O presidente do Banco de Brasília (BRB), Nelson Antônio de Souza, afirmou que o banco vai sair mais sólido, transparente, eficiente e preparado para o futuro, após o escândalo envolvendo o Banco Master, nesta quarta-feira (17/6).
“O BRB que sairá desse processo será uma instituição mais sólida, mais transparente, mais eficiente e mais preparada para os desafios do futuro. Fizemos um plano de negócio conservador e teremos condições de alcançar um lucro de 1 bilhão em 2028“, pontuou Nelson Antônio de Souza.
Segundo Souza, o BRB é uma ferramenta estratégica para o desenvolvimento econômico e social do Distrito Federal.

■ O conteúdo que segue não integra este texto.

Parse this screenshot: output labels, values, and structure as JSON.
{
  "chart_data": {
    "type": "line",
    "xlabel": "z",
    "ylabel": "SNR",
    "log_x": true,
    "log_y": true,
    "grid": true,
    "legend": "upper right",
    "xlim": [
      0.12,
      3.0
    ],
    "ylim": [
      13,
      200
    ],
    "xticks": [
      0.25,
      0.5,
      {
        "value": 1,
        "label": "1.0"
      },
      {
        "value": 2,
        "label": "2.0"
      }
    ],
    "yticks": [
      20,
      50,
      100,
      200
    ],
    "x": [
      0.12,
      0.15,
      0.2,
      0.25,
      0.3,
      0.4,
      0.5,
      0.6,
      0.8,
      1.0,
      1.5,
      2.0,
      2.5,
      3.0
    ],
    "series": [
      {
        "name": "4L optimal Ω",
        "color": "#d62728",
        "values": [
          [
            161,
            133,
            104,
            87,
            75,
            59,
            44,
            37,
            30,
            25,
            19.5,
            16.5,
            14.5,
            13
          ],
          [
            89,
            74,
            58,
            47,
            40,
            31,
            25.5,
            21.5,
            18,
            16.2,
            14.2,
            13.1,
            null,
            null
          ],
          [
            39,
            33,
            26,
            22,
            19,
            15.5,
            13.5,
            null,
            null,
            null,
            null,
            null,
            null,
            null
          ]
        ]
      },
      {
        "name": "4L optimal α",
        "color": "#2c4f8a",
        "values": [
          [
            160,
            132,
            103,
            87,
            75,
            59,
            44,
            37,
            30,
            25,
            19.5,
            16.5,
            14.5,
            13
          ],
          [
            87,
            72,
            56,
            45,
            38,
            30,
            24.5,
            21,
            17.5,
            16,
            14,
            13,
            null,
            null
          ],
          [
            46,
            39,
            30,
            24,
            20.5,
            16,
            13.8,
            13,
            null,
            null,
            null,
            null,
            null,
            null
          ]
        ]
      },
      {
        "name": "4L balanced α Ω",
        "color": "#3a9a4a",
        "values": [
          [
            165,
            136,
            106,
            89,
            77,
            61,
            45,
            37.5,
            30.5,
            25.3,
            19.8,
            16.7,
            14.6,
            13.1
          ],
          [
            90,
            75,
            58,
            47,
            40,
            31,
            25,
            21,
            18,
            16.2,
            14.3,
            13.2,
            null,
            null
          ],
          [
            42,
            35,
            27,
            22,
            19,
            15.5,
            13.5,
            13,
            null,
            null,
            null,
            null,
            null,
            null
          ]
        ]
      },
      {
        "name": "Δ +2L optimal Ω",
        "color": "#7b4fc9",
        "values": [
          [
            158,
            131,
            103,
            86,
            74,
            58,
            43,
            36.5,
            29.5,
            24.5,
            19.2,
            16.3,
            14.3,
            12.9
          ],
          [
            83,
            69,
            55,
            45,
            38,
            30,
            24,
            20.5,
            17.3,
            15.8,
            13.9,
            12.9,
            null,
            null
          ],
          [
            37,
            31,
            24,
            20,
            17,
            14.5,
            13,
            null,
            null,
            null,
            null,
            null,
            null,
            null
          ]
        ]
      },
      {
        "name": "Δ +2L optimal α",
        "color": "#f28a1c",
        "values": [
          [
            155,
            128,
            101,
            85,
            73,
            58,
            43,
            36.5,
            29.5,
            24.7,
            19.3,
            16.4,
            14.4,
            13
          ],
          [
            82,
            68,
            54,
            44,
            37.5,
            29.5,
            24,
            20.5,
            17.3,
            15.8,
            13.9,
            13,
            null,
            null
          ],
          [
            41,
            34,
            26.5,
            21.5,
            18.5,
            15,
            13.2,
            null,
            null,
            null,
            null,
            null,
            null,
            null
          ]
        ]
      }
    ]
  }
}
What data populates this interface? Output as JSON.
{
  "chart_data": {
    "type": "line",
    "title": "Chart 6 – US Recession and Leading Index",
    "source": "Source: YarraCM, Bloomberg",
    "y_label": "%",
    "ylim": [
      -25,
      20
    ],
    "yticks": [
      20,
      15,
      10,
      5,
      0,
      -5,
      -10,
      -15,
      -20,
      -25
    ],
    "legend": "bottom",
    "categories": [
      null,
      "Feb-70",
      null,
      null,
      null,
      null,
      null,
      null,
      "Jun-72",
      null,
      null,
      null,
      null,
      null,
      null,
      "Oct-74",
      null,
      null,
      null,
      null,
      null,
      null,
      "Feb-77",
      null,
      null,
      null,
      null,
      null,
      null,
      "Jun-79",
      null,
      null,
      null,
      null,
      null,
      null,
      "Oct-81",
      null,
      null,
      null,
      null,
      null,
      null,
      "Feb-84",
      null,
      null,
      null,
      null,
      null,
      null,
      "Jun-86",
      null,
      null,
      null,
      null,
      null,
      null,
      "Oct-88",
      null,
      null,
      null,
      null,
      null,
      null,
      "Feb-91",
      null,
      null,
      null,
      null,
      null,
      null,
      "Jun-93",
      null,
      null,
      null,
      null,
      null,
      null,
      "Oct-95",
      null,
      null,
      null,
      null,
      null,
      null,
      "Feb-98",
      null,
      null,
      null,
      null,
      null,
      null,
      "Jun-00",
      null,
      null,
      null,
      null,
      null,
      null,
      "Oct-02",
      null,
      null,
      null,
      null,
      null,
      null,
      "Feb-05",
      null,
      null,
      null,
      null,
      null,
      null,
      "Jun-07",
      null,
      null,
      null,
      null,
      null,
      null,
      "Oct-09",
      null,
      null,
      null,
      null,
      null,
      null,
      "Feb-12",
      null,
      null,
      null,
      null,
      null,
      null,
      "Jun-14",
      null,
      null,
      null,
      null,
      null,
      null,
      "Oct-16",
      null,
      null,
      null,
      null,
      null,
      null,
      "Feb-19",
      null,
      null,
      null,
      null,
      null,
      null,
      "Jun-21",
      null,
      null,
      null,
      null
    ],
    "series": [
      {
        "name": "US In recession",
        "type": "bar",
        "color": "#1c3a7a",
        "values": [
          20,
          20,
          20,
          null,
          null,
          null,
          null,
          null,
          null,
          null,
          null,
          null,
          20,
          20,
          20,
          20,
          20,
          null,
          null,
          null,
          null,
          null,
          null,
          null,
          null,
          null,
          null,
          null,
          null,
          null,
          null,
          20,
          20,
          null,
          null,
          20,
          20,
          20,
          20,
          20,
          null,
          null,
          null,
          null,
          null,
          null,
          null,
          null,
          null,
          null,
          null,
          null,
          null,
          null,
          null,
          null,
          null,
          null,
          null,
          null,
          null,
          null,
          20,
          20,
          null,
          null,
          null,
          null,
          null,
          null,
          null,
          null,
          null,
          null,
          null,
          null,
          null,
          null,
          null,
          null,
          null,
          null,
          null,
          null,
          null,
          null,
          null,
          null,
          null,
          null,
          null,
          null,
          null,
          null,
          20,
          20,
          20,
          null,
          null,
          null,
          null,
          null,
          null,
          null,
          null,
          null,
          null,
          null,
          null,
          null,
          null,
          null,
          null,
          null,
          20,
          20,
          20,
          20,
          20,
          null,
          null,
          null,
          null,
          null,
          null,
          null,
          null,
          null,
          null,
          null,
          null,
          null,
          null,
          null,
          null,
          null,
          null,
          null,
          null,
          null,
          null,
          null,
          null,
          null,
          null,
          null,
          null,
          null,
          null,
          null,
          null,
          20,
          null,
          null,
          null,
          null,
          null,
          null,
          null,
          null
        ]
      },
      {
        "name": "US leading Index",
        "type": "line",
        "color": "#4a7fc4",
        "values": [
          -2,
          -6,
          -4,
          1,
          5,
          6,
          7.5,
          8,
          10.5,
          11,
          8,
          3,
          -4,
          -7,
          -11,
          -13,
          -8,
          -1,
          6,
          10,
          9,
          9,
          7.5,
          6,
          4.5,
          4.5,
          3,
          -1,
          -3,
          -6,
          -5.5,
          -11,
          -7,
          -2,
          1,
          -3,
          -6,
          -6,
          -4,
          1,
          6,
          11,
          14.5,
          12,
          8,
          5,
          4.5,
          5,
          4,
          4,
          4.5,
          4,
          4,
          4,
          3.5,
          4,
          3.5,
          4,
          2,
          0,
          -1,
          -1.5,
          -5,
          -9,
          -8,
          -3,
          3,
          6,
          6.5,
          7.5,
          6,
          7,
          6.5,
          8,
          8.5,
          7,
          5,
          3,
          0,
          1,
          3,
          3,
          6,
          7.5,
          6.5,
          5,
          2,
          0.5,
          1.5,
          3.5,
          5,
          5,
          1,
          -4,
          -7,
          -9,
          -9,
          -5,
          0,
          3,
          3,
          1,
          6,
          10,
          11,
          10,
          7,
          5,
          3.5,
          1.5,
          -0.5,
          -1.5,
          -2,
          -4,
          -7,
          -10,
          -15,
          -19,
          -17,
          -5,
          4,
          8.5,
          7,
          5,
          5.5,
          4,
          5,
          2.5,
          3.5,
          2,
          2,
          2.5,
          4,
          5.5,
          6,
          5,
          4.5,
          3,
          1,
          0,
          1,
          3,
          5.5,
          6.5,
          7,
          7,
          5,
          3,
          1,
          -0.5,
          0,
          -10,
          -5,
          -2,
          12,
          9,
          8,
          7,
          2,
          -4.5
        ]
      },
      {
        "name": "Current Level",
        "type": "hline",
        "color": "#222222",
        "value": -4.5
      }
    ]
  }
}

“Preservar o BRB significa preservar uma instituição que faz parte da engrenagem que movimenta a economia local, apoia o crescimento de Brasília e atende milhares de clientes e empregos cidadãos. Mais do que uma instituição tranquila, o BRB é um patrimônio estratégico do DF”, destacou o presidente do BRB.
Do ponto de vista de Souza, o BRB é parceiro fundamental na execução de políticas públicas, na operacionalização de programas sociais e na inclusão financeira de milhares de cidadãos. O presidente do BRB fez as declarações durante 7º Brasília Summit, organizado pelo grupo LIDE.
Celina Leão
A governadora do DF Celina Leão (PP) também participou do evento e comentou sobre a situação do BRB. “Peguei com um déficit financeiro de quase R$ 5 bilhões e com um problema do BRB muito grave. E eu dei solução para todos esses problemas”, assinalou.
Durante audiência pública na Comissão de Assuntos Econômicos (CAE) do Senado, em 9 de junho, Souza revelou que o rombo causado no BRB seria de R$ 8,8 bilhões. “Resolvi o problema do BRB. Estou resolvendo os problemas das finanças públicas. E estou integrando muito mais na área da saúde”, ressaltou Celina.
Com a intermediação do Supremo Tribunal Federal (STF), o GDF firmou um acordo com a União para poder retirar um empréstimo com o Fundo Garantidor de Crédito (FGC) para salvar o BRB, com prazo de 15 anos e dois anos de carência. A proposta foi aprovada pela Câmara Legislativa (CLDF).